Ascoltò alcuni minuti, tendendo gli orecchi e questa volta udì distintamente una voce umana che sbalzava dall’oceano.

“O’Donnell!” gridò.

L’irlandese che aveva il sonno leggero si svegliò bruscamente.

“Tocca il quarto?” chiese.

“Non ancora, ma volevo chiedervi se avete udito un grido.”

“No, Mister Kelly: dormivo come un ghiro.”

“Udite…”

Un grido come una chiamata disperata, era giunto ai loro orecchi. Pareva che venisse dal nord, cioè nella direzione in cui l’aerostato veniva spinto.

O’Donnell benché non fosse superstizioso mormorò:

“Che sia la voce del negro?… Si dice che i morti sull’oceano riappaiono.”

“Fole di marinai,” disse l’ingegnere.

“Ma chi supponete che sia?
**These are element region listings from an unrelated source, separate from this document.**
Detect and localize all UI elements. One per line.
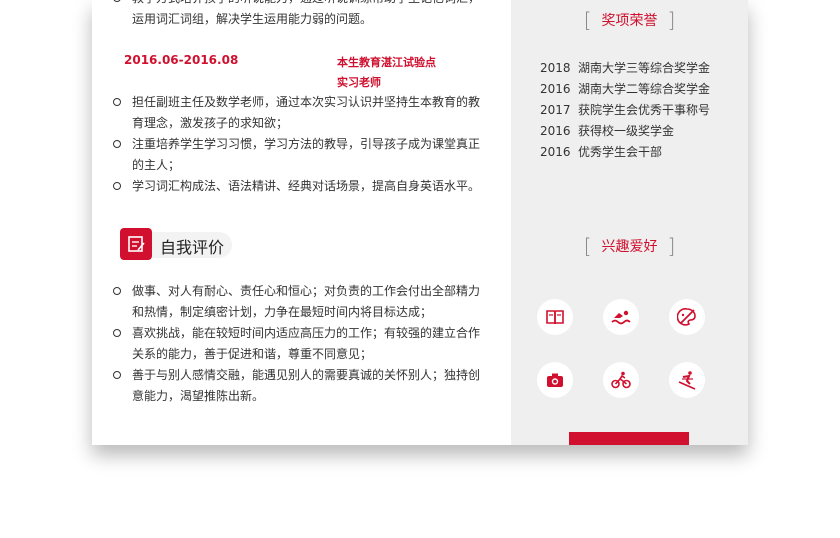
experience-item-top: 教学方式培养孩子的听说能力，通过听说训练帮助学生记忆词汇， 运用词汇词组，解决学… <box>113 0 492 30</box>
experience-item: 注重培养学生学习习惯，学习方法的教导，引导孩子成为课堂真正 的主人； <box>113 134 492 176</box>
award-item: 2017 获院学生会优秀干事称号 <box>540 100 710 121</box>
text-line: 善于与别人感情交融，能遇见别人的需要真诚的关怀别人；独持创 <box>132 368 481 382</box>
job-title: 实习老师 <box>337 76 381 89</box>
award-name: 获院学生会优秀干事称号 <box>578 103 711 117</box>
org-name: 本生教育湛江试验点 <box>337 56 436 69</box>
painting-icon <box>669 299 705 335</box>
text-line: 注重培养学生学习习惯，学习方法的教导，引导孩子成为课堂真正 <box>132 137 481 151</box>
hobbies-title: [ 兴趣爱好] <box>511 232 748 258</box>
camera-icon <box>537 362 573 398</box>
experience-item: 担任副班主任及数学老师，通过本次实习认识并坚持生本教育的教 育理念，激发孩子的求… <box>113 92 492 134</box>
edit-icon <box>120 228 152 260</box>
self-eval-header: 自我评价 <box>120 228 232 260</box>
awards-list: 2018 湖南大学三等综合奖学金 2016 湖南大学二等综合奖学金 2017 获院学生… <box>540 58 710 163</box>
award-item: 2016 湖南大学二等综合奖学金 <box>540 79 710 100</box>
experience-date: 2016.06-2016.08 <box>124 53 239 67</box>
awards-title: [ 奖项荣誉] <box>511 6 748 32</box>
bracket-left: [ <box>583 8 592 32</box>
bullet-dot <box>113 182 121 190</box>
section-title: 自我评价 <box>160 238 225 257</box>
swimming-icon <box>603 299 639 335</box>
hobbies-title-text: 兴趣爱好 <box>601 239 658 255</box>
book-icon <box>537 299 573 335</box>
skiing-icon <box>669 362 705 398</box>
award-year: 2016 <box>540 124 571 138</box>
self-eval-item: 善于与别人感情交融，能遇见别人的需要真诚的关怀别人；独持创 意能力，渴望推陈出新… <box>113 365 492 407</box>
text-line: 做事、对人有耐心、责任心和恒心；对负责的工作会付出全部精力 <box>132 284 481 298</box>
text-line: 教学方式培养孩子的听说能力，通过听说训练帮助学生记忆词汇， <box>132 0 492 9</box>
bracket-right: ] <box>667 234 676 258</box>
text-line: 意能力，渴望推陈出新。 <box>132 389 265 403</box>
award-year: 2018 <box>540 61 571 75</box>
experience-org: 本生教育湛江试验点 实习老师 <box>337 53 436 93</box>
award-item: 2018 湖南大学三等综合奖学金 <box>540 58 710 79</box>
award-year: 2017 <box>540 103 571 117</box>
award-item: 2016 获得校一级奖学金 <box>540 121 710 142</box>
bullet-dot <box>113 0 121 2</box>
award-item: 2016 优秀学生会干部 <box>540 142 710 163</box>
text-line: 喜欢挑战，能在较短时间内适应高压力的工作；有较强的建立合作 <box>132 326 481 340</box>
bullet-dot <box>113 140 121 148</box>
accent-bar <box>569 432 689 445</box>
bullet-dot <box>113 371 121 379</box>
text-line: 和热情，制定缜密计划，力争在最短时间内将目标达成； <box>132 305 433 319</box>
award-name: 优秀学生会干部 <box>578 145 663 159</box>
experience-item: 学习词汇构成法、语法精讲、经典对话场景，提高自身英语水平。 <box>113 176 492 197</box>
sidebar: [ 奖项荣誉] 2018 湖南大学三等综合奖学金 2016 湖南大学二等综合奖学金 2… <box>511 0 748 445</box>
text-line: 关系的能力，善于促进和谐，尊重不同意见； <box>132 347 373 361</box>
text-line: 的主人； <box>132 158 181 172</box>
cycling-icon <box>603 362 639 398</box>
bullet-dot <box>113 329 121 337</box>
award-year: 2016 <box>540 145 571 159</box>
text-line: 育理念，激发孩子的求知欲； <box>132 116 289 130</box>
self-eval-item: 喜欢挑战，能在较短时间内适应高压力的工作；有较强的建立合作 关系的能力，善于促进… <box>113 323 492 365</box>
award-name: 湖南大学三等综合奖学金 <box>578 61 711 75</box>
resume-sheet: 教学方式培养孩子的听说能力，通过听说训练帮助学生记忆词汇， 运用词汇词组，解决学… <box>92 0 748 445</box>
award-year: 2016 <box>540 82 571 96</box>
awards-title-text: 奖项荣誉 <box>601 13 658 29</box>
bracket-left: [ <box>583 234 592 258</box>
bullet-dot <box>113 98 121 106</box>
self-eval-item: 做事、对人有耐心、责任心和恒心；对负责的工作会付出全部精力 和热情，制定缜密计划… <box>113 281 492 323</box>
bracket-right: ] <box>667 8 676 32</box>
text-line: 担任副班主任及数学老师，通过本次实习认识并坚持生本教育的教 <box>132 95 481 109</box>
award-name: 湖南大学二等综合奖学金 <box>578 82 711 96</box>
bullet-dot <box>113 287 121 295</box>
text-line: 学习词汇构成法、语法精讲、经典对话场景，提高自身英语水平。 <box>132 179 481 193</box>
text-line: 运用词汇词组，解决学生运用能力弱的问题。 <box>132 12 373 26</box>
award-name: 获得校一级奖学金 <box>578 124 675 138</box>
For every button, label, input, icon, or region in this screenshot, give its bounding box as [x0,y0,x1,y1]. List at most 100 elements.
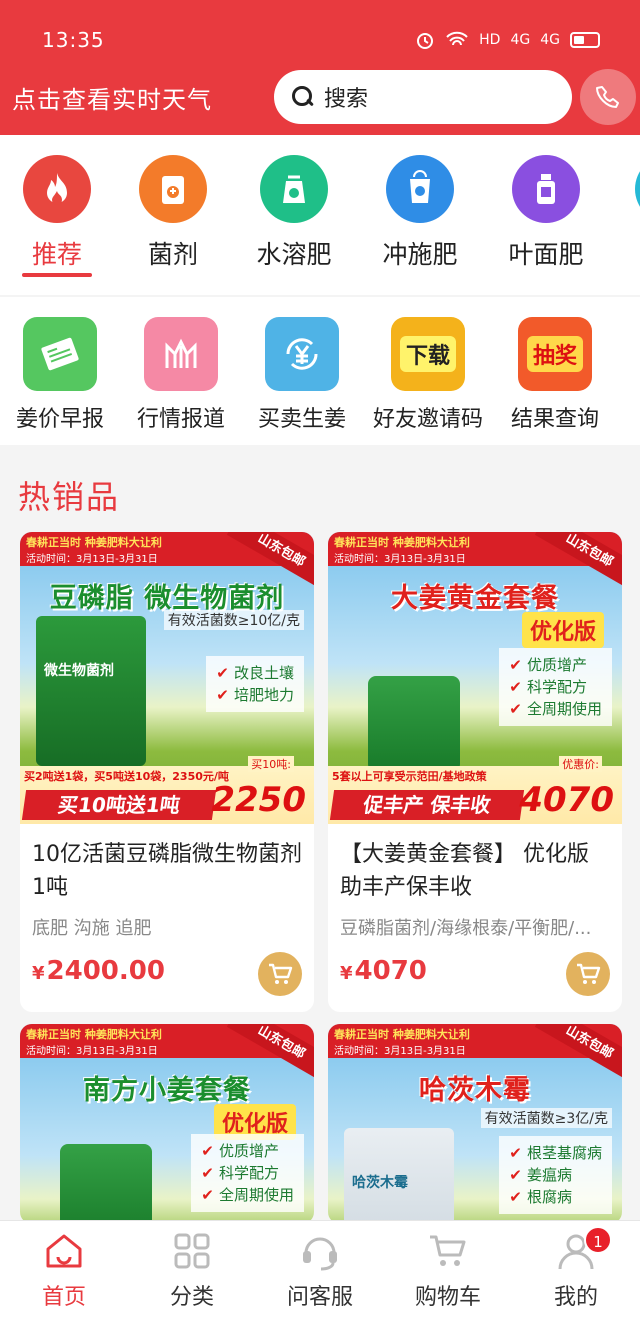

Qualche grosso pesce forse?”

“No: era un grido umano.”

“Zitto…”

“Ancora?”

Nelle tenebre si udì distintamente una voce argentina, una voce quasi da fanciullo, a gridare: “Help!… Help!”

Kelly e l’irlandese si curvarono sul bordo della scialuppa e scrutarono avidamente la nera distesa dell’Atlantico, sperando di scorgere qualche cosa, ma l’oscurità era troppo intensa.

“È un inglese!” esclamò O’Donnell.

“O un americano,” disse l’ingegnere.

“E mi parve la voce di un fanciullo.”

“Forse è un naufrago.”

“E lo lasceremo perire, Mister Kelly?”

“Ah no!” Fece con le mani una specie di portavoce e gridò con voce tonante: “Chi siete?”

“Un naufrago,” rispose la voce di prima.

“Siete solo?”

“Solo.”

“Potete mantenervi a galla fino all’alba?”

“Monto un canotto.”

“Siete un ragazzo?”

“Un mozzo.”

“Vi salveremo.”

“Grazie, buon signore!”

“Non perdiamo tempo, O’Donnell,” disse l’ingegnere. “Il vento ci trasporta con notevole difficoltà e non bisogna scendere fuori di vista.”

“Sacrificheremo dell’altro gas?”

“È necessario, O’Donnell. Fortunatamente l’idrogeno è condensato, e non ne perderemo molto per abbassarci di cinque o di seicento metri.”

Impugnò le due funicelle che pendevano dai due fusi e con uno strappo aprì le due valvole di sfogo. Tosto in alto udirono dei leggeri scoppiettii e si sparse intorno alla navicella un acuto odore d’idrogeno.